Dateline Seattle: War on Christmas Wrong, War on Chanukah Just Dandy
Now let's be clear about it.
Any facility that fails to put up a Christmas tree is declaring war on Christmas. Any store that fails to use "Merry Christmas" is declaring war on Christmas. Christian organizations that sue or boycott either of the above are completely in the right.
By contrast a Rabbi who asked the airport to put up a Menorah alongside NOT instead of the Christmas trees is in the wrong. Why? Because apparently fighting to put up a Christmas tree makes you a hero in the Judeo-Christian culture war. Asking to put up a Menorah makes you the villain. So much for the Judeo part of our 'Judeo-Christian Heritage.'
Rather than put up a Menorah the airport announced it was taking down the trees so as not to be exclusive (an utterly backward phrasing because the whole point of their action was to be exclusive) and the comments vituperatively blame Rabbi Bogomilski for the whole thing warning that America as we know it is about to fall apart.
In other words a War on Christmas is wrong but a War on Chanukah is just dandy. There's an inalienable right by Christian spiritual leaders to demand Christmas trees go up whether on public or private property, but a Jewish spiritual leader who asks for a Menorah is not only in the wrong but downright wicked.
The usual comeback to this is that America is a Christian country and the vast majority of Americans celebrate Christmas, which bluntly reveals the charade of a 'Judeo-Christian Heritage.' It's all Christian with no Jews wanted. Neither presumably are those Christians who shun Christmas trees or Christmas, like Jehovah's Witnesses or Lowell Ponte over at Newsmax who wrote that he was happy to see a symbol of paganism removed from the airport.
To be fair Bill O'Reilly who was one of the top promoters of the War on Christmas interviewed the Rabbi and pointed out reasonably enough that it was the airport that chose to eliminate the trees, rather than add one menorah. But plenty of conservative Christian columnists took a nastier line.
"Once again, in a country touted as a “Christian Nation” where a majority of the people identify themselves as Christians and where tradition certainly attests to the veracity of this claim, an individual has forced the majority to bend to his will," Doug Bower wrote at the American Chronicle.
Let's see, America was never set up as an exclusively Christian nation. Christmas tree celebrations were not part of American Christian traditions until they were imported by German immigrants and Christmas only became a national holiday after the civil war during the Presidency of Ulysses S. Grant. That's a good century later.
But see how when an evangelical Christian sues over school prayer or displaying the cross, they're fighting for religion but when a Rabbi, who's the representative of a sizable movement, does so, he's an individual forcing the majority to bend to his will.

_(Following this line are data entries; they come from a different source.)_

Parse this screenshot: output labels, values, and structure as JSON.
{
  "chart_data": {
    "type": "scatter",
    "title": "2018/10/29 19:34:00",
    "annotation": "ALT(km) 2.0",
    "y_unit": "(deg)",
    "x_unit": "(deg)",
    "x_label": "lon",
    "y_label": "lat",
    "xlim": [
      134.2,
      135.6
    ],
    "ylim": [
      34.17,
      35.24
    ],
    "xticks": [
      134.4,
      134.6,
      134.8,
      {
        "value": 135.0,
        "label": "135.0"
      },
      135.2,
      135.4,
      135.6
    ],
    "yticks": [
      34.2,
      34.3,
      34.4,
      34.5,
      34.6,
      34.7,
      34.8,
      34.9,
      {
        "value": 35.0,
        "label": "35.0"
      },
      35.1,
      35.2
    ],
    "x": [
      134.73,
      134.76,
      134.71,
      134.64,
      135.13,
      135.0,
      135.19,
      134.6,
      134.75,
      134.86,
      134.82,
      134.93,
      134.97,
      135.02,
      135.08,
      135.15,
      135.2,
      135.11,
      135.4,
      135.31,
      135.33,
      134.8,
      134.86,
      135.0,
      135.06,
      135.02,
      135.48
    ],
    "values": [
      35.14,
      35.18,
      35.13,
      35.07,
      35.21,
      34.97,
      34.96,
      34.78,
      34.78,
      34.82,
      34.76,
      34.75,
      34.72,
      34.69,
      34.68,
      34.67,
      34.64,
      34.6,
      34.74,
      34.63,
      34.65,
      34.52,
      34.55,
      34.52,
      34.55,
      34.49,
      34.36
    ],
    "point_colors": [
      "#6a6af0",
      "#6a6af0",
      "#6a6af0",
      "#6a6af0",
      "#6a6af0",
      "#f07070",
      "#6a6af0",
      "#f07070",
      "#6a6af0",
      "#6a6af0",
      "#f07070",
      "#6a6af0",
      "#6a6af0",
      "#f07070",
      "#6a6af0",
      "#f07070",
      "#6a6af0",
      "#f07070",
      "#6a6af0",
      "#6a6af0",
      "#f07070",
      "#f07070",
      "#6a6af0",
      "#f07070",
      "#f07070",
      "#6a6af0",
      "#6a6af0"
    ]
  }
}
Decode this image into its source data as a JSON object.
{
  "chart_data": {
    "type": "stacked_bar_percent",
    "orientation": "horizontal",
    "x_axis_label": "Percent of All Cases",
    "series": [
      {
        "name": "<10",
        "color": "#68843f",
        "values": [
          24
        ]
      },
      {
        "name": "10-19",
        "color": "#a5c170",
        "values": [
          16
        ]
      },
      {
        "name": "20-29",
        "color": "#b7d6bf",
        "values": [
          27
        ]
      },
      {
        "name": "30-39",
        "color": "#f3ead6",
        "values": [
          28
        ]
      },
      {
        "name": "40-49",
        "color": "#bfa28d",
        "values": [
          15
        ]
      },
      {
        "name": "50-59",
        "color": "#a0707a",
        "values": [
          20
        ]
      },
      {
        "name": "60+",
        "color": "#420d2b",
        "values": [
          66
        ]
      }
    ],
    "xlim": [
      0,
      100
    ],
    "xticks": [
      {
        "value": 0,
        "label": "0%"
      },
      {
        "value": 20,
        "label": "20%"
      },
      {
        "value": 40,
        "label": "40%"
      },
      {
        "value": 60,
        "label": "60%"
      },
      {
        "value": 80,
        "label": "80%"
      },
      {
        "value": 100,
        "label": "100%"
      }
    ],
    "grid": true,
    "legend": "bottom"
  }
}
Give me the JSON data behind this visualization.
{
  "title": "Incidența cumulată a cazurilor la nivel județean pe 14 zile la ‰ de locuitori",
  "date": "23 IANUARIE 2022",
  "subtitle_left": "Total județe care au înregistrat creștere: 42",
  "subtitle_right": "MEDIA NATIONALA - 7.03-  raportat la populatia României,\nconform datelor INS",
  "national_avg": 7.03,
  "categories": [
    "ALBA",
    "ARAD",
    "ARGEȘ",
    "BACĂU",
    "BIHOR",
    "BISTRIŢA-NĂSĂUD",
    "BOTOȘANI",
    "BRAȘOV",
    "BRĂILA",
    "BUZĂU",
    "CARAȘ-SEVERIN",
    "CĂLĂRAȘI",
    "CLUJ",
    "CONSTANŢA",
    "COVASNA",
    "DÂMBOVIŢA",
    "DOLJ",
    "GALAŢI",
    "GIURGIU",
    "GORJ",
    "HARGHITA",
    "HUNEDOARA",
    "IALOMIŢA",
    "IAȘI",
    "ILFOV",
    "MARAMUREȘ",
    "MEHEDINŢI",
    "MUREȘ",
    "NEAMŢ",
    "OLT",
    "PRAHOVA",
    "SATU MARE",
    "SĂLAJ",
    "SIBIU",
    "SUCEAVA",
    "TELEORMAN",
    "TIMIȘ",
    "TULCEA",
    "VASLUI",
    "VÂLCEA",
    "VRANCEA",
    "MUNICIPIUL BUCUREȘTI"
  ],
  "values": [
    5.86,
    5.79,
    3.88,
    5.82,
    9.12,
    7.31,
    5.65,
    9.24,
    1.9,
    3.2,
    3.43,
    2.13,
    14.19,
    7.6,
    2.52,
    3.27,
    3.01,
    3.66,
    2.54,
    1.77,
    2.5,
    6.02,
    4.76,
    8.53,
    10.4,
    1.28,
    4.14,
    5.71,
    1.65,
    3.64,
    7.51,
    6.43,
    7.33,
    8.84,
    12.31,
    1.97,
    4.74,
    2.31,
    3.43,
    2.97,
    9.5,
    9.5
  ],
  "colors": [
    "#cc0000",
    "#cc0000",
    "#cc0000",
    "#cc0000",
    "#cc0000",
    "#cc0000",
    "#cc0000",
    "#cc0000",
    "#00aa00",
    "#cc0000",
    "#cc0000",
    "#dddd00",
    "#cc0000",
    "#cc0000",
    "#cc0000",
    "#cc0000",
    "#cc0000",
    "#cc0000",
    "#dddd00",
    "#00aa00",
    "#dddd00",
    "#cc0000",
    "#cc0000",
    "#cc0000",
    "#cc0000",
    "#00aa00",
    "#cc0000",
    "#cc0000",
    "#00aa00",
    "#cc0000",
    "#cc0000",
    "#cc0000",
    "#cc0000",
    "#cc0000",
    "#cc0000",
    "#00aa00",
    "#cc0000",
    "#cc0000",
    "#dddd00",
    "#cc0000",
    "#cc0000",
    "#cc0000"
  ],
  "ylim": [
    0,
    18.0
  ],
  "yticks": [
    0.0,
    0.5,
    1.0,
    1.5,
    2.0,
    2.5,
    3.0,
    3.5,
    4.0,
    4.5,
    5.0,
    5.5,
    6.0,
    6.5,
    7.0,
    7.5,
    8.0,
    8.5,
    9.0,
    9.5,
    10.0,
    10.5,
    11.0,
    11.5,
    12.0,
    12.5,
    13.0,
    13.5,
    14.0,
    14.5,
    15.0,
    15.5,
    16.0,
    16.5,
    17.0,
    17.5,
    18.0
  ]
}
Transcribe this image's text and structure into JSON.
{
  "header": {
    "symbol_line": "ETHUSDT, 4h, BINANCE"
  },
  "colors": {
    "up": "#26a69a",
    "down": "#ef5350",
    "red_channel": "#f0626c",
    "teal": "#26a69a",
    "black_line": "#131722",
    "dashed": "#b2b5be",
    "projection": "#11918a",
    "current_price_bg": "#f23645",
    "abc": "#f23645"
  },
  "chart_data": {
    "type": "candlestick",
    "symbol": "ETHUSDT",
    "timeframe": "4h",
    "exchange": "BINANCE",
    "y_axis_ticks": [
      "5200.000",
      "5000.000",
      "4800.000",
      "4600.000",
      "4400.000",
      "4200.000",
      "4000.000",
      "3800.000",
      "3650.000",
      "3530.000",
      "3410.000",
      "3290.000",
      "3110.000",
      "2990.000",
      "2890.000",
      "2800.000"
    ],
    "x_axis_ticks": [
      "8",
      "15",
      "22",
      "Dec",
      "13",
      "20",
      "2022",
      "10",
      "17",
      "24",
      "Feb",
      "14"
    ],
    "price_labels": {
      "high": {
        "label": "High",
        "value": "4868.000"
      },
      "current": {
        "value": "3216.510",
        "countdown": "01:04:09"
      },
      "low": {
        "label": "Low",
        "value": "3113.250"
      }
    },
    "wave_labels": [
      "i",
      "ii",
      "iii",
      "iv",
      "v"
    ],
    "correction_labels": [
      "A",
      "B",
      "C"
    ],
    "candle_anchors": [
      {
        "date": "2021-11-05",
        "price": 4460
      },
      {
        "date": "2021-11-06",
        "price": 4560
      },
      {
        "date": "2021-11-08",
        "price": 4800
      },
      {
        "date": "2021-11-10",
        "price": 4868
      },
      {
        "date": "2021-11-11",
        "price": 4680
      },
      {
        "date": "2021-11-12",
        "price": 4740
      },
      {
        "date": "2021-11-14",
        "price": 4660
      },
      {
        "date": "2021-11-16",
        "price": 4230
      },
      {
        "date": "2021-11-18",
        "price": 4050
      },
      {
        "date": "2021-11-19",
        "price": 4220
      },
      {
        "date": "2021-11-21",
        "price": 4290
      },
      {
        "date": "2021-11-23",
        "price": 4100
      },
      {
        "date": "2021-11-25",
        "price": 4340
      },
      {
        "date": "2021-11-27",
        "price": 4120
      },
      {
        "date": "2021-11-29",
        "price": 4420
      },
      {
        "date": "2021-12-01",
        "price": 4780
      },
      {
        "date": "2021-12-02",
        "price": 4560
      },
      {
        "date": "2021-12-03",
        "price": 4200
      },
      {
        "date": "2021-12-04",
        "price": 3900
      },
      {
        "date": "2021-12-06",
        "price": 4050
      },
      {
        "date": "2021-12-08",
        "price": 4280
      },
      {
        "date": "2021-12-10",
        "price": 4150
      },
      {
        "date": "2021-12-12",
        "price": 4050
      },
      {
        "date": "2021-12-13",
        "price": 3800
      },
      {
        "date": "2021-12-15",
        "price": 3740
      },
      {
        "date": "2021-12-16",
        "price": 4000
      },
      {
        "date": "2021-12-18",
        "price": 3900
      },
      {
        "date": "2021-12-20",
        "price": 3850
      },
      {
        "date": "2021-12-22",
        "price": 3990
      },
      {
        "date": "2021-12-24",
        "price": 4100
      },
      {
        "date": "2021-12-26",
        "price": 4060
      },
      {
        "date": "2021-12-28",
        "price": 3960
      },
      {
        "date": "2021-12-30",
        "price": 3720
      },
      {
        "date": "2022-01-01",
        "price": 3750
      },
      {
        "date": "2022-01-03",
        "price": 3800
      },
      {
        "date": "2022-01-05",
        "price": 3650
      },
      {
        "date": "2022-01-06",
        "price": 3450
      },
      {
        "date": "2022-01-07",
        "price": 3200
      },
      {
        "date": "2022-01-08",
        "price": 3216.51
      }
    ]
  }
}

"I just wonder what would happen if a Christian went into an exclusively Jewish neighborhood..."Bower goes on to wonder. Somehow now the Seattle airport has become an exclusively Christian neighborhood.
Considering that Seattle has a roughly 7 percent Jewish population, a sizable portion of the city is Jewish. In a survey only 37 percent of the city listed any religious affiliation. Of those only about 30 percent identified themselves with any Christian faith. Yet that third of Seattle is the majority and the other 7 percent have no right to have one menorah corresponding to the many Christmas trees there.
But with the magic of rhetoric people like Bower transmogrify multi-ethnic and multi-religious American cities into a solid Christian block and stuff the Deist founders of America into that same block who they presume, despite all statements to the contrary, would have supported their religious and political agendas.
The irony is that a Menorah is a biblical symbol present in Christianity. The Book of the Maccabees is considered by many Christians to be part of the Christian Bible. The story of Hannah and her Seven Sons was retold by Christians as a lesson in martyrdom for one's faith. For Christians to become offended by a menorah is senseless, unless they're also offended by the G-d who commanded Moshe and Aaron to construct and light one in the first place.
The story of Chanukah is a story about resisting paganism and fighting for one's faith. It should be the kind of idea that those Americans who are concerned about the erosion of religious values should embrace, rather than scapegoat and demonize.